Robert B. Charles | |
Order: | 8th Assistant Secretary of State for International Narcotics and Law Enforcement Affairs |
Term Start: | October 6, 2003 |
Term End: | March 15, 2005 |
Predecessor: | Rand Beers |
Successor: | Anne W. Patterson |
President: | George W. Bush |
Party: | Republican |
Profession: | Diplomat, Lawyer, Consultant |
Alma Mater: | Dartmouth College (AB) University of Oxford (MA) Columbia University (JD) |
Website: | The Charles Group |
Robert B. Charles (born 1960)[1] is an American lawyer and Republican political figure. He was assistant secretary of state at the U.S. State Department's Bureau of International Narcotics and Law Enforcement Affairs for eighteen months from October 2003 to March 2005.[2]
Charles grew up in a small town in Maine.[3]
He received a J.D. from Columbia Law School in New York, M.A. in Philosophy, Politics, and Economics (PPE) from Oxford University in England, and A.B. from Dartmouth College in New Hampshire.
Charles began his career as a law clerk to Judge Robert R. Beezer of the U.S. Court of Appeals for the Ninth Circuit from 1987 to 1988. He worked as a litigator in New York and Washington, at Weil Gotshal & Manges and Kramer Levin between 1988 and 1994. From 1992 through early 1993, he worked in the George H. W. Bush White House as a Deputy Associate Director, Office of Domestic Policy. Ten years earlier, he had served as a temporary appointee in the first-term Reagan White House during 1981–1983.
From 1995 through late 1999, Charles was served as Staff Director and Chief Counsel for the Subcommittee on National Security, International Affairs, and Criminal Justice of the House Committee on Government Reform and Oversight under chairmen Bill Zeliff, Dennis Hastert and John Mica. He was also senior staffer to the Speaker's Task Force on a Drug-Free America and U.S. House Bi-Partisan Drug Policy Group during this period.
From 1998 through 2000, he taught courses at Harvard University's Extension School.
From 1998 through 2009, Charles was Naval Intelligence Officer (USNR) at the Office of Naval Intelligence (ONI) and in the Pentagon, with the Chief of Naval Intelligence - Intelligence Plot (CNO-IP).

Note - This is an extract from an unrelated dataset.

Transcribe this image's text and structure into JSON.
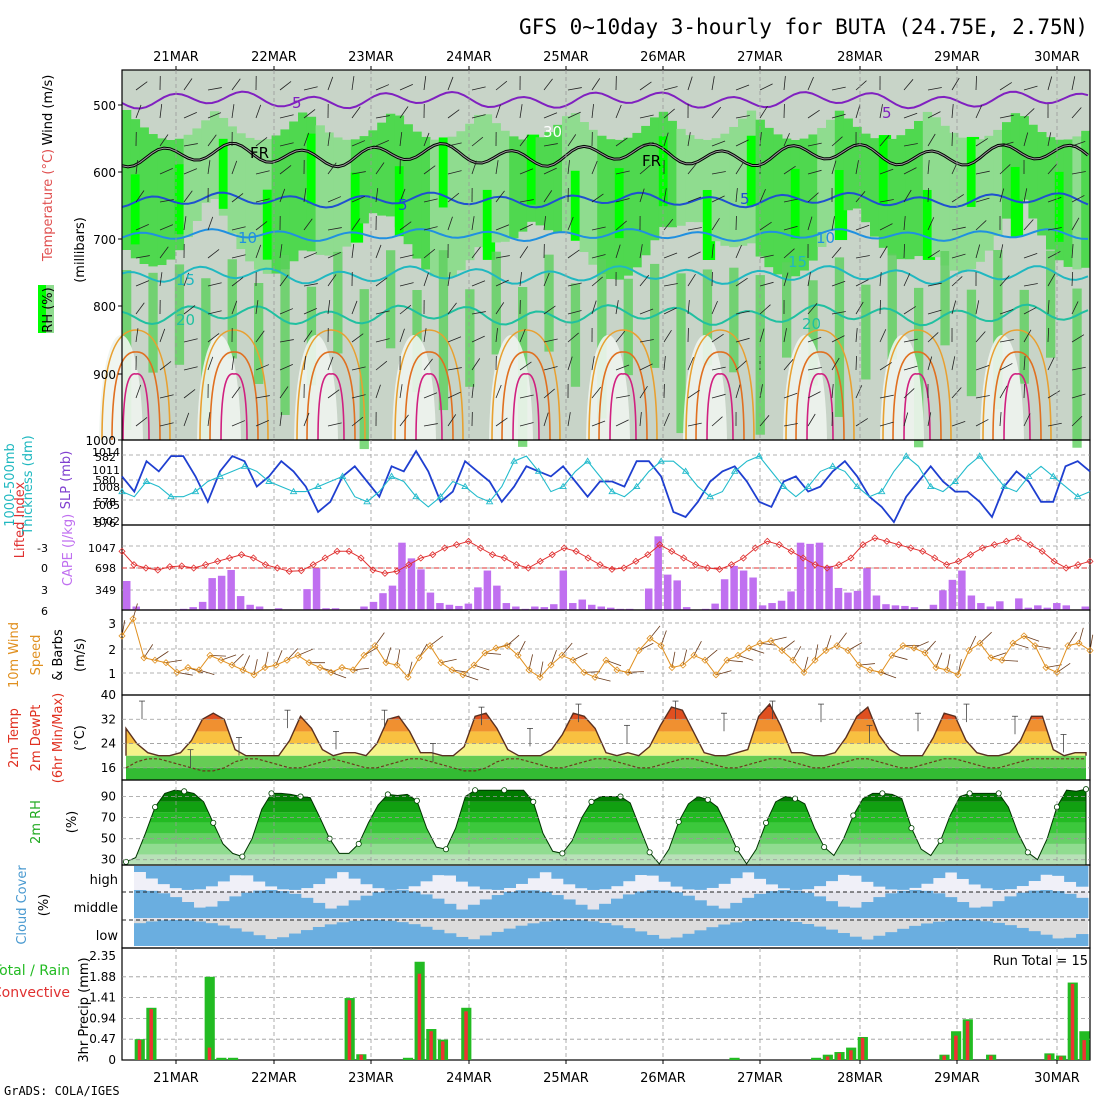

From October 4, 2003 to March 15, 2005, Charles was Assistant Secretary of State for International Narcotics and Law Enforcement Affairs (INL).[4]
Charles is currently the President and Managing Member of The Charles Group, LLC, a Washington, DC-based consulting firm.[5]
His management style was detailed in State of War: The Secret History of the CIA and the Bush Administration,[6] Seeds of Terror,[7] and The New York Times.[8]
Member of the Council on Foreign Relations (CFR).
Charles has produced dozens of articles and columns, as well as book chapters,[9] law review articles,[10] and the book Narcotics and Terrorism, a 2004 volume explaining national and homeland security implications tied to drug trafficking. He has also appeared on a variety of media, including C-SPAN, 60 Minutes, cable and as a Fox News Opinion Contributor.
His latest book, Eagles and Evergreens (North Country Press, 2018), contains 45 stories on growing up in rural Maine under the influence of WWII veterans, celebrating non-artisan values they passed along. Eagles and Evergreens got endorsed by The Washington Post, former Secretary of Defense William Cohen, former Senate Majority Leader George Mitchell, Apollo 11 astronaut and Korean War veteran Buzz Aldrin, and the Chief Speechwriter for Ronald Reagan, Tony Dolan, as well as others.[11]